Vitesi biraz artırınca, geleceğin belirsizliğinden beslenen kaygılar el sallıyor. Kaygı, taşıması kısa sürede külfete dönüşen bir otostopçu gibi. Ne verirsen ver, doyurmak mümkün değil. Hız limitini aşıp gerçeklikle bağı zorlamak, kendine tur bindirerek ruh haline ayar çekmeye çalışmak da deneyeni kısa sürede pişman eden seçimler. Bu noktada üçüncü bir şarkı geliyor akla; PJ Harvey’nin 2000 tarihli başyapıtı, Stories From The City, Stories From The Sea’den elini terli alnımıza koyup bizi sakinleştiren We Float. “Süzülüyoruz, günübirlik yaşıyoruz.”

Buradan Nausicaa Renner’ın New Yorker’da yayımlanan “Sosyal Medya Kimliğimizi Nasıl Şekillendiriyor” başlıklı makalesine bağlanıyorum. Buradan oraya bağlanmak kolay çünkü makalede, internet çağında büyüyen çocukların, geçmişlerinden sıyrılmakta zorluk yaşadığı belirtiliyor. İnsanlık tarihinde doğumundan beri görüntüsü anbean online mecralarda yer alan ilk nesil, büyüyor ve kimliğini oluştururken bunun etkilerini hissediyor. Makalede bahsedilen, Kate Eichhorn’un “Unutmanın Sonu: Sosyal Medyayla Büyümek” kitabına göre İngiltere’de aileler, çocuklarının yılda ortalama 200 fotoğrafını internette paylaşıyor (2015 verisi). Buna çocukların kendi paylaşımları da eklenince, ortaya hata yapmakla eş anlamlı olan ergenlik yıllarını geride bıraktıktan sonra bile kurtulmanın mümkün olmadığı bir görsel havuz çıkıyor. İşe alımlarda sosyal medya paylaşımlarının incelendiği, insanların birbirini sosyal medyada tanıdığı bir düzende, geçmişin dijital hayaleti tarafından sürekli rahatsız edilmenin sonuçları ciddi olabiliyor.

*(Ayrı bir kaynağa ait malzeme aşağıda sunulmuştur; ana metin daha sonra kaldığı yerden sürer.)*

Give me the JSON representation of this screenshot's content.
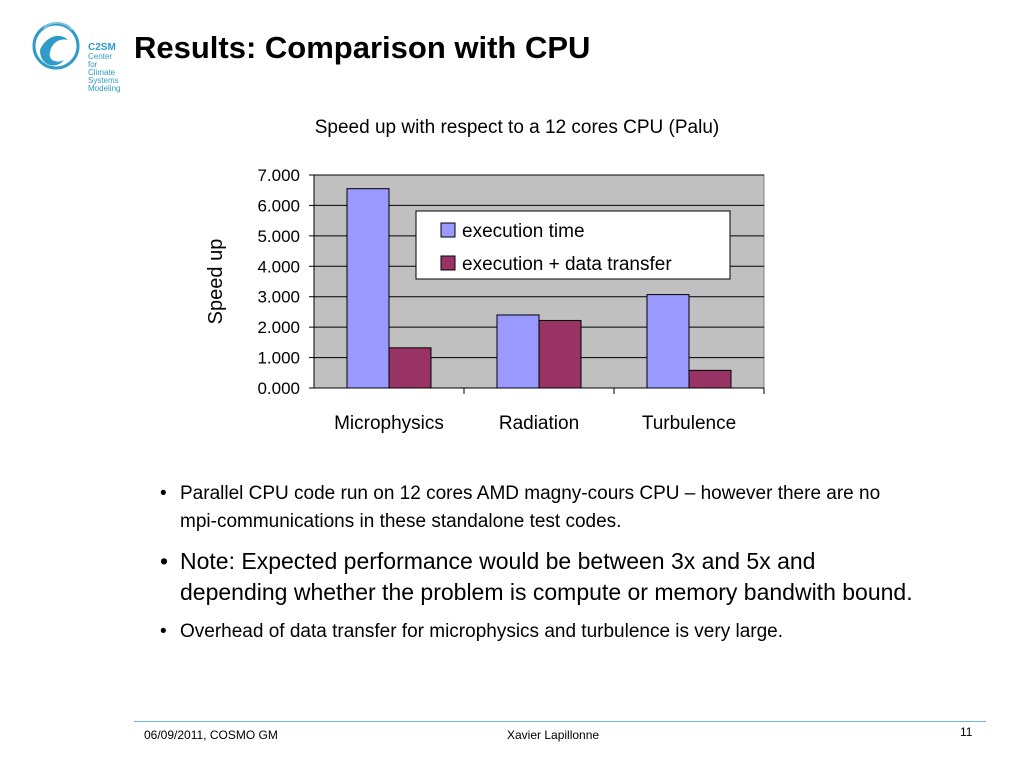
{
  "slide": {
    "title": "Results: Comparison with CPU",
    "logo": {
      "name": "C2SM",
      "line1": "Center for Climate",
      "line2": "Systems Modeling",
      "color": "#2e9bc8"
    }
  },
  "chart_data": {
    "type": "bar",
    "title": "Speed up with respect to a 12 cores CPU (Palu)",
    "xlabel": "",
    "ylabel": "Speed up",
    "categories": [
      "Microphysics",
      "Radiation",
      "Turbulence"
    ],
    "series": [
      {
        "name": "execution time",
        "values": [
          6.55,
          2.4,
          3.07
        ],
        "color": "#9999ff"
      },
      {
        "name": "execution + data transfer",
        "values": [
          1.32,
          2.22,
          0.58
        ],
        "color": "#993366"
      }
    ],
    "ylim": [
      0,
      7
    ],
    "yticks": [
      "0.000",
      "1.000",
      "2.000",
      "3.000",
      "4.000",
      "5.000",
      "6.000",
      "7.000"
    ],
    "grid": true,
    "plot_background": "#c0c0c0",
    "legend_position": "top-right"
  },
  "bullets": [
    "Parallel CPU code run on 12 cores AMD magny-cours CPU – however there are no mpi-communications in these standalone test codes.",
    "Note: Expected performance would be between 3x and 5x and depending whether the problem is compute or memory bandwith bound.",
    "Overhead of data transfer for microphysics and turbulence is very large."
  ],
  "bullet_marker": "•",
  "footer": {
    "left": "06/09/2011, COSMO GM",
    "center": "Xavier Lapillonne",
    "page": "11"
  }
}
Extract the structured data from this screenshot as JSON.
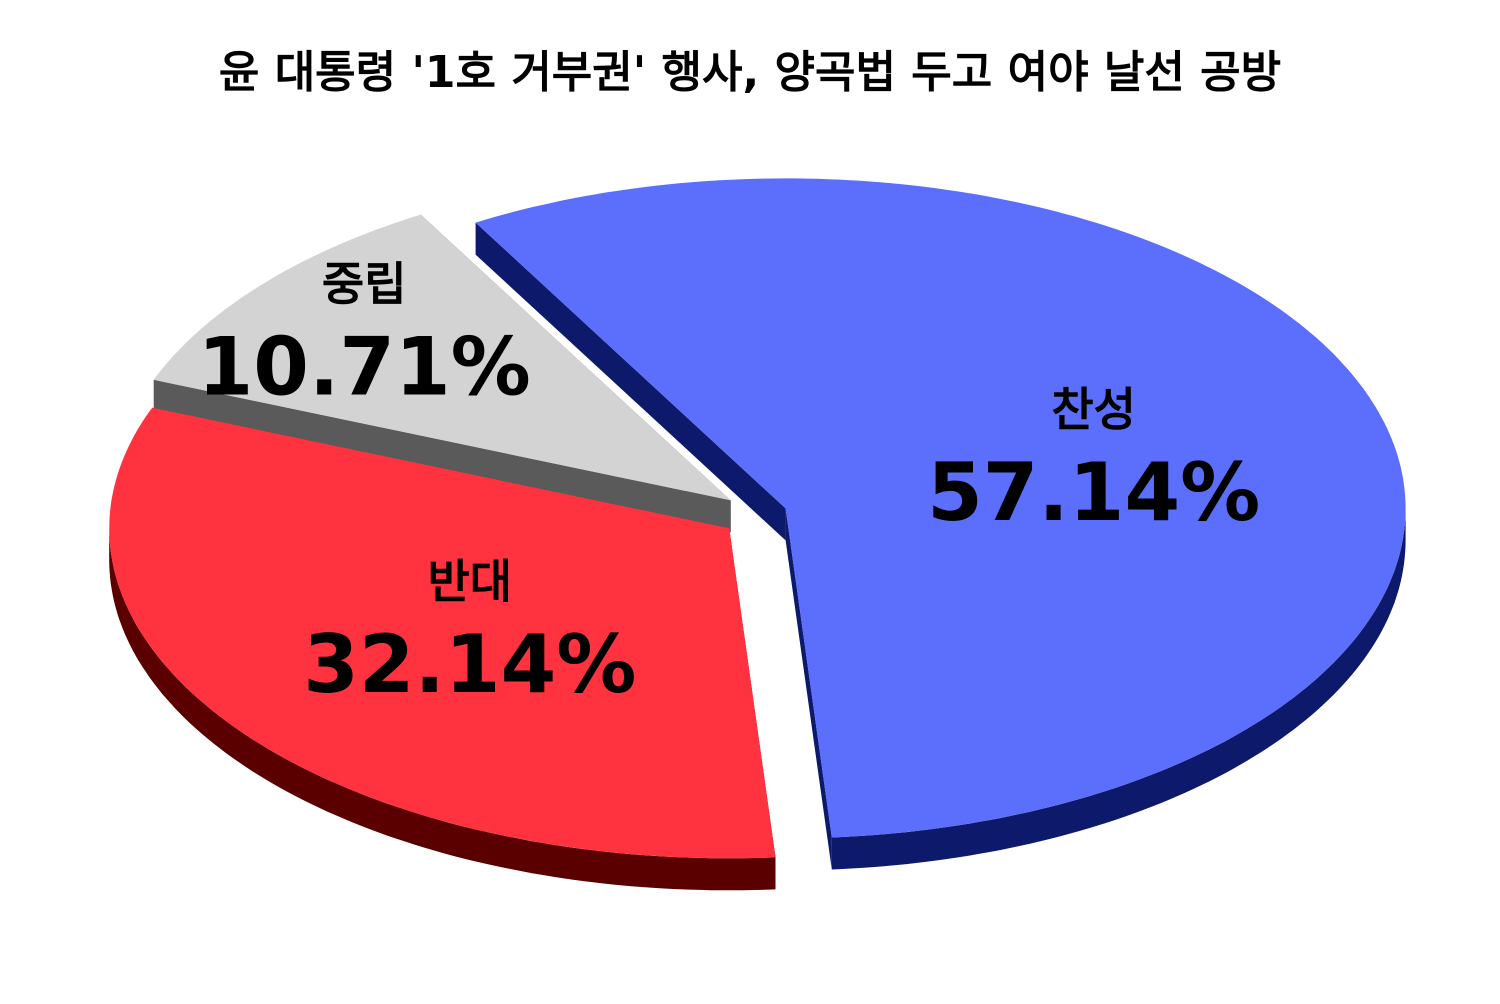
{
  "chart_data": {
    "type": "pie",
    "title": "윤 대통령 '1호 거부권' 행사, 양곡법 두고 여야 날선 공방",
    "categories": [
      "찬성",
      "반대",
      "중립"
    ],
    "values": [
      57.14,
      32.14,
      10.71
    ],
    "value_labels": [
      "57.14%",
      "32.14%",
      "10.71%"
    ],
    "colors": [
      "#5b6ffc",
      "#ff3340",
      "#d3d3d3"
    ],
    "side_colors": [
      "#0d1a6b",
      "#5a0000",
      "#5a5a5a"
    ]
  }
}
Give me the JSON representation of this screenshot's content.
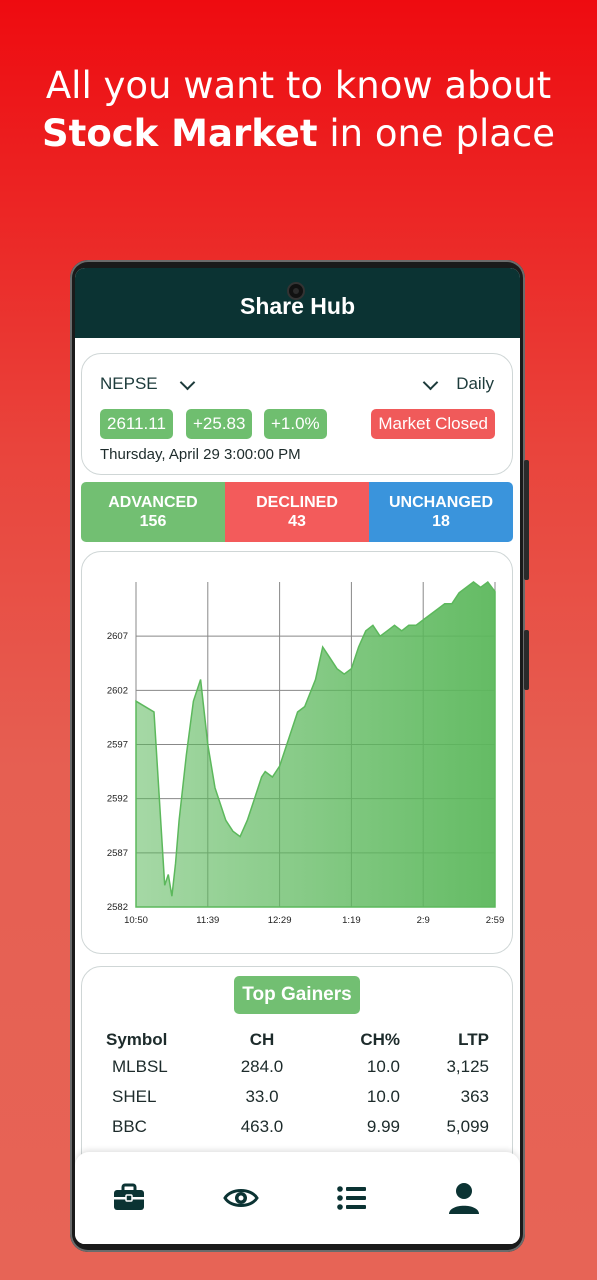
{
  "headline": {
    "line1": "All you want to know about",
    "bold": "Stock Market",
    "rest": " in one place"
  },
  "app": {
    "title": "Share Hub"
  },
  "index_card": {
    "index_name": "NEPSE",
    "period": "Daily",
    "value": "2611.11",
    "change": "+25.83",
    "change_pct": "+1.0%",
    "status": "Market Closed",
    "datetime": "Thursday, April 29 3:00:00 PM"
  },
  "breadth": {
    "advanced_label": "ADVANCED",
    "advanced": "156",
    "declined_label": "DECLINED",
    "declined": "43",
    "unchanged_label": "UNCHANGED",
    "unchanged": "18"
  },
  "chart_data": {
    "type": "area",
    "x_ticks": [
      "10:50",
      "11:39",
      "12:29",
      "1:19",
      "2:9",
      "2:59"
    ],
    "y_ticks": [
      2582,
      2587,
      2592,
      2597,
      2602,
      2607
    ],
    "ylim": [
      2582,
      2612
    ],
    "color": "#5cb85c",
    "grid": true,
    "x": [
      0,
      0.05,
      0.08,
      0.09,
      0.1,
      0.11,
      0.12,
      0.14,
      0.16,
      0.17,
      0.18,
      0.19,
      0.2,
      0.22,
      0.25,
      0.27,
      0.29,
      0.31,
      0.33,
      0.35,
      0.36,
      0.38,
      0.4,
      0.42,
      0.45,
      0.47,
      0.5,
      0.52,
      0.54,
      0.56,
      0.58,
      0.6,
      0.62,
      0.64,
      0.66,
      0.68,
      0.7,
      0.72,
      0.74,
      0.76,
      0.78,
      0.8,
      0.82,
      0.84,
      0.86,
      0.88,
      0.9,
      0.92,
      0.94,
      0.96,
      0.98,
      1.0
    ],
    "values": [
      2601,
      2600,
      2584,
      2585,
      2583,
      2586,
      2590,
      2596,
      2601,
      2602,
      2603,
      2600,
      2597,
      2593,
      2590,
      2589,
      2588.5,
      2590,
      2592,
      2594,
      2594.5,
      2594,
      2595,
      2597,
      2600,
      2600.5,
      2603,
      2606,
      2605,
      2604,
      2603.5,
      2604,
      2606,
      2607.5,
      2608,
      2607,
      2607.5,
      2608,
      2607.5,
      2608,
      2608,
      2608.5,
      2609,
      2609.5,
      2610,
      2610,
      2611,
      2611.5,
      2612,
      2611.5,
      2612,
      2611.11
    ]
  },
  "gainers": {
    "title": "Top Gainers",
    "headers": [
      "Symbol",
      "CH",
      "CH%",
      "LTP"
    ],
    "rows": [
      [
        "MLBSL",
        "284.0",
        "10.0",
        "3,125"
      ],
      [
        "SHEL",
        "33.0",
        "10.0",
        "363"
      ],
      [
        "BBC",
        "463.0",
        "9.99",
        "5,099"
      ]
    ]
  },
  "nav": {
    "items": [
      "portfolio-icon",
      "watchlist-icon",
      "list-icon",
      "profile-icon"
    ],
    "color": "#0b3333"
  }
}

Google’ın eski CEO’su Eric Schmidt, 2010’da Wall Street Journal’a verdiği röportajda gençlerin tam da bu yüzden yetişkinliğe geçerken kimliklerini değiştirme haklarının olması gerektiğini söylüyor. Belki de önümüzdeki yılların hukuksal tartışmalarından biri bu olacak. Belki de geçmiş hiç bu kadar canlı olmamışken, kendimizi ondan koparma hakkımızı kullanıp zamanın farklı noktalarındaki versiyonlarımızla aynı an içinde varolacağız.

* Bu yazı ilk olarak 11 Ağustos 2019 tarihli BirGün Gazetesi’nde yayınlanmıştır.